Background/objectives: The role of intravenous (IV) beta-blockers in conjunction with percutaneous coronary intervention (PCI) for ST-segment elevation myocardial infarction (STEMI) remains unclear. We therefore conducted a meta-analysis to assess their role in the acute phase of STEMI.
Methods: We systematically searched the Cochrane Libraries, Medline, and EMBASE for RCTs comparing IV beta-blockers with inactive controls in STEMI patients undergoing PCI. The primary outcome was left ventricular ejection fraction (LVEF). Pooling was performed using DerSimonian and Laird random-effects models.
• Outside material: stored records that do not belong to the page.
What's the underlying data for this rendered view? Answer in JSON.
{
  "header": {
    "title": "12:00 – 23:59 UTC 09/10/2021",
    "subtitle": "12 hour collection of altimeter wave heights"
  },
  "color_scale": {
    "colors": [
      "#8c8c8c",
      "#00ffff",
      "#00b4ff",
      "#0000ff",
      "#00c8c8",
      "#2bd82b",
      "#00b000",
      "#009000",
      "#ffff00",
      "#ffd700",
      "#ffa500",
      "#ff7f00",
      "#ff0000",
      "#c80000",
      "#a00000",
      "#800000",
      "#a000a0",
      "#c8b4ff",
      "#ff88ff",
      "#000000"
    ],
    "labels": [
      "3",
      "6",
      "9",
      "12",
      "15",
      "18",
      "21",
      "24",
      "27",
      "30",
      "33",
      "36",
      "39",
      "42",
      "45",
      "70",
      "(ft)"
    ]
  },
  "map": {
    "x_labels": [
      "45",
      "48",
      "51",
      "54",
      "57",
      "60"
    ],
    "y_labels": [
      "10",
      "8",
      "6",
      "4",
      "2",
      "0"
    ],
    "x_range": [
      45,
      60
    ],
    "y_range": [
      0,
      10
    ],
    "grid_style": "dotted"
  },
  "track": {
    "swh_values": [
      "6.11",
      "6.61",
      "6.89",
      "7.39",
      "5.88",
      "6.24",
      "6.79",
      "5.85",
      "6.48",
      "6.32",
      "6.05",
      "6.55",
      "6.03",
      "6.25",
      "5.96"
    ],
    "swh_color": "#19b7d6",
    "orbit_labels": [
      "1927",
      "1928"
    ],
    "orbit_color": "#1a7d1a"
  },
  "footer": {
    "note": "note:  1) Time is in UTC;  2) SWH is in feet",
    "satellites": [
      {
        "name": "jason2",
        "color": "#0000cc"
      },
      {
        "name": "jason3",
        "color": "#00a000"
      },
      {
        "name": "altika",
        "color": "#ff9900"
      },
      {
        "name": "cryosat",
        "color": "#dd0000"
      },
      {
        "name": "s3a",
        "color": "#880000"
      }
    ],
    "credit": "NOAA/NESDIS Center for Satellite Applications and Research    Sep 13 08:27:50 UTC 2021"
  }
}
Results: Four RCTs (n=1149) were included in our meta-analysis. All RCTs only enrolled patients with confirmed STEMI with symptoms lasting <6 or <12hours, and presenting in Killip Class 1 or 2. Mean age ranged across trials from 58.5-62.5years. Most patients were male (range: 74.8%-86.3%). Data suggest that IV beta-blockers may improve LVEF at 0-2weeks (weighted mean difference [WMD]: 1.9%; 95% confidence interval [CI]: -0.7%, 4.5%) and 4-6weeks (WMD: 1.4%; 95% CI: -3.1%, 5.9%) post-infarct, reaching statistical significance at 24weeks (WMD: 2.6%; 95% CI: 0.6%, 4.6%). Rates of ventricular arrhythmia (risk ratio [RR]: 0.65; 95% CI: 0.33, 1.29), any arrhythmia (RR: 0.67; 95% CI: 0.36, 1.27), and cardiogenic shock (RR: 0.77; 95% CI: 0.31, 1.95) during index hospitalization were numerically lower with IV beta-blockers, but 95% CIs were wide.
Conclusions: In STEMI patients presenting in Killip Class 1 or 2, IV beta-blockers in conjunction with PCI are associated with improved LVEF at 24weeks relative to PCI alone.
Keywords: Acute coronary syndromes; Beta-blockers; Meta-analysis; STEMI; Systematic review.